The regulator believes that banks should also be allowed to trade in the commodity market. Sebi feels that since banks deal in physical gold on a daily basis, they should be allowed to hedge their exposure in the derivatives market. Banks could bring further depth in the segment that could lead to greater corporate hedging as well, according to the regulator.
Since banks are primarily regulated by the Reserve Bank of India (RBI), Sebi will take up the issue with the central bank. Sebi also wants mutual funds to be allowed in the commodity market.

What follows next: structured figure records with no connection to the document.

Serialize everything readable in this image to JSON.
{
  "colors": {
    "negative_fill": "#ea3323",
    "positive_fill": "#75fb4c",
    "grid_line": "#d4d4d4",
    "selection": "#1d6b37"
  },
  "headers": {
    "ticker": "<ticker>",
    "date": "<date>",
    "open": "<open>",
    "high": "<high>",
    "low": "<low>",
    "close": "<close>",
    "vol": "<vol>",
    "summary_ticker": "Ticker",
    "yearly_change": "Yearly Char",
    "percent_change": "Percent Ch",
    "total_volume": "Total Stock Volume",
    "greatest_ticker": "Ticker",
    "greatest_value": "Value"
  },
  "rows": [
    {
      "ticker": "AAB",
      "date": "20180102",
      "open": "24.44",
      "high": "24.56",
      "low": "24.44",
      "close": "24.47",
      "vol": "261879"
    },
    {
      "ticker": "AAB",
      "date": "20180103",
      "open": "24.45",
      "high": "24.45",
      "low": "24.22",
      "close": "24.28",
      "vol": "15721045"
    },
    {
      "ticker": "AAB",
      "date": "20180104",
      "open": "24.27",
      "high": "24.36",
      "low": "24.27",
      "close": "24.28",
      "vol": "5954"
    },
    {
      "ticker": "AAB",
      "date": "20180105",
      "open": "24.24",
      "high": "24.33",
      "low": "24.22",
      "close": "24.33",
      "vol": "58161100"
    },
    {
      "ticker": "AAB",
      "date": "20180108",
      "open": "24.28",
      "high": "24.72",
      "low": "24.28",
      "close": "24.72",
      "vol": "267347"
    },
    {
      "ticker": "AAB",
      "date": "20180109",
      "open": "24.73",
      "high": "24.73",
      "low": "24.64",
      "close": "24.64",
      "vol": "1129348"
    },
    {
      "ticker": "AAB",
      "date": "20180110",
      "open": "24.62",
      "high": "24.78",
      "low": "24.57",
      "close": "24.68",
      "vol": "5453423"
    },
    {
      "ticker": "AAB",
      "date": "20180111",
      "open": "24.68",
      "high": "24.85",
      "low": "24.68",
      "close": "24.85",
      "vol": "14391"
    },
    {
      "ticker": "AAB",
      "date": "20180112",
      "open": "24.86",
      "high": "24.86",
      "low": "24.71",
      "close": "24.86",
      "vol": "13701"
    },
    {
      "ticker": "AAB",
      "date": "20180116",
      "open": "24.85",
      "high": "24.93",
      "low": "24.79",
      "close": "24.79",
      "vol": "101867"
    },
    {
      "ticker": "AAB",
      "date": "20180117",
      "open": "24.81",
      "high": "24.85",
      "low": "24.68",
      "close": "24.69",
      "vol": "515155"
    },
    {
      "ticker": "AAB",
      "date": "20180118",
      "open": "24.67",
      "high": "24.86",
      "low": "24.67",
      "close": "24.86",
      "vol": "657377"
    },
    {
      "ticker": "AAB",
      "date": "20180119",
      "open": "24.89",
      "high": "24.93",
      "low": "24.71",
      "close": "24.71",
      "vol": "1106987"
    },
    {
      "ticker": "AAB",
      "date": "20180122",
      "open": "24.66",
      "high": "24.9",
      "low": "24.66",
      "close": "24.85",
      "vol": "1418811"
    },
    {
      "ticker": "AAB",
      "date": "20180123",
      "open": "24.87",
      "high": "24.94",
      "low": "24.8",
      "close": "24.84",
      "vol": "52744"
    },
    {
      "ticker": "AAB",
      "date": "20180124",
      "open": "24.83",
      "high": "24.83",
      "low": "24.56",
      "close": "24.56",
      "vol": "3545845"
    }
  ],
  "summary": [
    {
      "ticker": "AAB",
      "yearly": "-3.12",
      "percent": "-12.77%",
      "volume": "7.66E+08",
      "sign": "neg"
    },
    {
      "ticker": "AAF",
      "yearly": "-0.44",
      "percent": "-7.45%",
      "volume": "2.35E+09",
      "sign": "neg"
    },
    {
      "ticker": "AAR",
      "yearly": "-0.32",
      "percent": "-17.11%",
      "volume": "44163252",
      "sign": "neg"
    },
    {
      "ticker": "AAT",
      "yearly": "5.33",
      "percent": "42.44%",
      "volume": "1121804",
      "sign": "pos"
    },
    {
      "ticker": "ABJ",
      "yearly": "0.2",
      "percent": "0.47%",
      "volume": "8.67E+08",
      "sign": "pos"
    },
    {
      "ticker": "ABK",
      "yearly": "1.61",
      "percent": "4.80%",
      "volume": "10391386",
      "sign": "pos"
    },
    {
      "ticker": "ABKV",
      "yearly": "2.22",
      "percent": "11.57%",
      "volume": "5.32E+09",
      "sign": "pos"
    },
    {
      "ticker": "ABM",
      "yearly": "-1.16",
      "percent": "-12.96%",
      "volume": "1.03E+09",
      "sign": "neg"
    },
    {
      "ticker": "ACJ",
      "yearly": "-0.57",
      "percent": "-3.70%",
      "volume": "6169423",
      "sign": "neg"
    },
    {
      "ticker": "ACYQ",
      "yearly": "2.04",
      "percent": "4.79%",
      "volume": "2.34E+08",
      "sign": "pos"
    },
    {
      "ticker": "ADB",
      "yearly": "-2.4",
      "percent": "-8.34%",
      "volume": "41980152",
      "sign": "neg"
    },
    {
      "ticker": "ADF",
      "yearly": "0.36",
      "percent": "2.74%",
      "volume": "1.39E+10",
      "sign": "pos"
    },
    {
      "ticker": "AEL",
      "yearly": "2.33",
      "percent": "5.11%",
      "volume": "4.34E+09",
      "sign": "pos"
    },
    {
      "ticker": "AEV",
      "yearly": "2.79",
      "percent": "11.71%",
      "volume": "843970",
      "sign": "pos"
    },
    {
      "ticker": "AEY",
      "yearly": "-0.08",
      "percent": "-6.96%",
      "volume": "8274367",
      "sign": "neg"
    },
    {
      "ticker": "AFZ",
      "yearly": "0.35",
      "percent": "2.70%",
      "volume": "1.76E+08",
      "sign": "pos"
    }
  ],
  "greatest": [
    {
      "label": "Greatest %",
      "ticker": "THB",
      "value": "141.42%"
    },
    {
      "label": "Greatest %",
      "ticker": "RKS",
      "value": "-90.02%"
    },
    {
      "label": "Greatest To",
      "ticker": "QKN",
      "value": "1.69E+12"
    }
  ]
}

“Sebi knows that mutual funds already have exchange-traded funds that invest in gold and so have direct exposure to the gold prices. Hence, Sebi feels that mutual funds should be allowed in specific commodities with specific regulation,” said a person familiar with Sebi’s view.
Apart from banks and mutual funds, Sebi is in favour of allowing non-resident Indians (NRIs) to invest in commodity derivatives segment, but wants such entities to be initially restricted to non-agricultural commodities.
Sebi is also concerned about the issues regarding spot polling on agricultural commodities and wants to enhance the transparency in the procedures before new products and entities are allowed to participate in the segment.
Sebi is also mulling allowing pension funds and foreign portfolio investors (FPIs) – a long standing demand of the industry – but wants to allow them with certain restrictions in the initial phase in non-agriculture contracts.
“Say, for taking exposure beyond the permissible limits, FPIs will have to prove their exposure in the underlying commodity,” said a source requesting anonymity as a final decision has not yet been taken on the matter.